Zé depois da artroscopia, repousando
        De acordo com o dicionário Aurélio, "gota é a porção mínima de líquido suficientemente pesada para cair em forma de esfera ou pera". Temos assim a gota de chuva, de orvalho, de suor, a lágrima.
        Mas não vou escrever sobre nenhuma delas e sim sobre a doença gota, um tipo de artrite que ocorre quando o ácido úrico se acumula no sangue e causa inflamação das articulações. E que dói, dói muito. Curiosamente, também é chamada Doença dos Reis, pois antigamente acometia as pessoas mais abastadas da sociedade que possuíam fartura na mesa (ou seja, os comilões). Uma das causas da gota é o alto consumo de carne bovina, que favorece a produção de ácido úrico no organismo.
          E como o Zé, meu marido, já deve ter comido uma centena de bois ao longo da sua vida, ele é uma pessoa gotosa (não confundir com gostosa). Sofre de gota crônica, que acomete o pé esquerdo, o pé direito, o joelho esquerdo, o joelho direito, vai variando. Ocorre inflamação, dor, inchaço, aumento de temperatura no local. E a articulação pode travar e ele não andar. Um calvário. 

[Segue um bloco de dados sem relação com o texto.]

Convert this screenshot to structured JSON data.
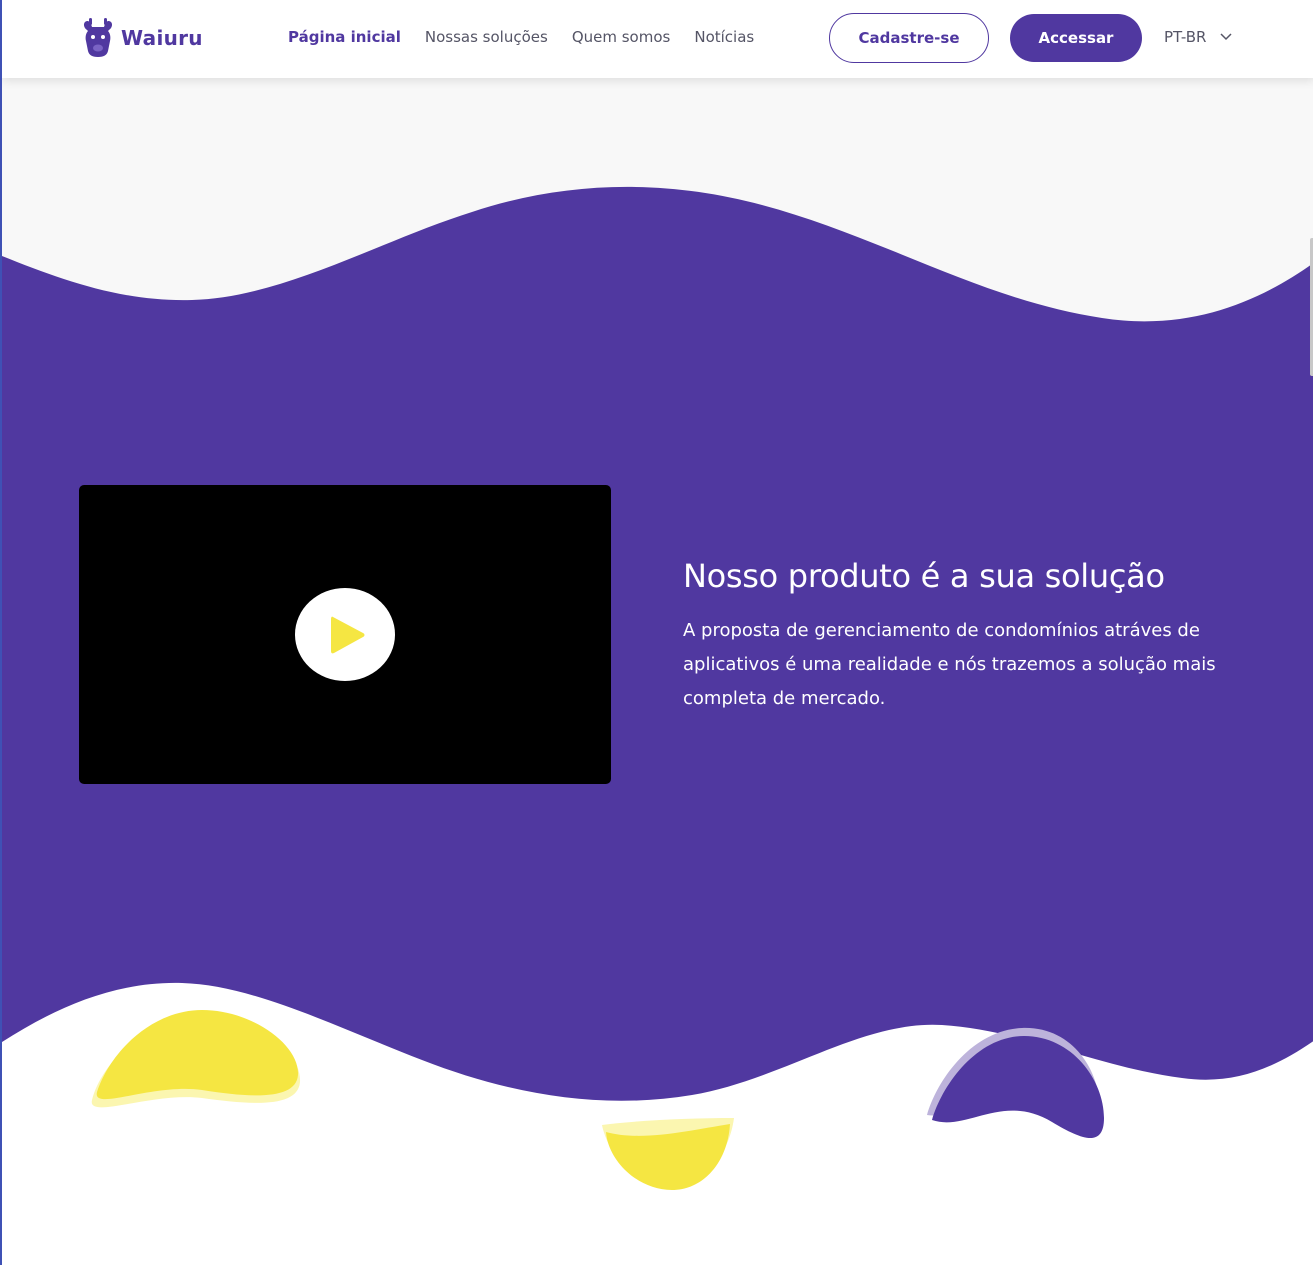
{
  "brand": {
    "name": "Waiuru",
    "logo": "giraffe-logo-icon",
    "primary_color": "#5038a0",
    "accent_color": "#f5e642"
  },
  "nav": {
    "items": [
      {
        "label": "Página inicial",
        "active": true
      },
      {
        "label": "Nossas soluções",
        "active": false
      },
      {
        "label": "Quem somos",
        "active": false
      },
      {
        "label": "Notícias",
        "active": false
      }
    ]
  },
  "header": {
    "signup_label": "Cadastre-se",
    "login_label": "Accessar",
    "language": "PT-BR",
    "language_icon": "chevron-down-icon"
  },
  "hero": {
    "video_icon": "play-icon",
    "title": "Nosso produto é a sua solução",
    "description": "A proposta de gerenciamento de condomínios atráves de aplicativos é uma realidade e nós trazemos a solução mais completa de mercado."
  }
}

        Acontece que o último e recente ataque de gota na verdade foi um massacre. Ele ficou tão mal do joelho esquerdo que os dois filhos médicos, que lhe dão total assistência, começaram a pensar em outras possibilidades. Pediram uma batelada de exames. E a perna só inchando e doendo. O Zé andando mancando. Depois pulando apoiado em mim. Depois comprei um par de muletas. Depois consegui uma cadeira de rodas emprestada, mas que na verdade era uma cadeira de usar no banheiro, difícil demais de empurrar. E ele imóvel, com a perna inchada e doendo, só pedindo pra mim: traz água com gelo; preciso do óculos;  cadê meu celular; põe minha perna pra cima; preciso ir no banheiro; tenho que escovar os dentes; põe meu celular pra carregar; está na hora de tomar os remédios; preciso de um travesseiro; fecha a cortina pra mim; pega o controle da TV, etc.  Daí, no sétimo dia, eu disse pra ele: "Zé, acho que vou te bater..." Quase fiz como a D. Esperança, uma antiga vizinha que eu tive. Ela era uma velhinha  forte, de pele clara enrugada e bem brava. Cuidava do marido, um velho miudinho que de vez em quando surtava, pulava a janela e fugia. Ela o agarrava e dava-lhe umas boas palmadas. A meninada da vizinhança, que vivia solta pelas ruas, vinha correndo me contar e eu ia defender o velhinho. Quase apanhava também.
           Bem, mas voltando para a gota, o Zé acabou sendo operado pelo filho ortopedista, fez uma artroscopia  no joelho. Estava com o menisco lesionado, com cisto de Baker, acúmulo de líquido gotoso e umas coisinhas mais. Teve que aprender a usar as muletas, pois estava andando errado. Eu também aprendi, caso algum dia precise (foi o filho que ensinou). É assim: coloca-se as duas muletas para a frente, sem abrir muito o espaço entre elas. Depois puxa-se a perna lesionada  para frente até emparelhar com as muletas. Apoia-se o pé no chão. Depois dá o passo com a perna sã. Começa tudo novamente e vai indo...
           Dois dias depois da operação, o Zé deu os primeiros passinhos sem as muletas, até filmei. Os olhos dele ficaram marejados de lágrimas. Talvez estivesse pensando que nunca mais andaria. Lembrei-me daquele vídeo sobre um bebê, com cerca de quatro meses , que não escutava. Colocaram um aparelho auditivo nos seus ouvidos e foi emocionante a expressão do bebê quando ele ouviu a mãe conversando com ele. Ficou quietinho, prestando atenção, com uma carinha maravilhada e incrédula, piscando os olhos. Depois deu um sorrisinho torto.
           Enfim, a vida é bonita, mesmo com suas dores. E cheia de emoções, como o primeiro som que um bebê ouve ou os primeiros passos de um bebê e de um velhinho gotoso entrevado que recuperou a liberdade.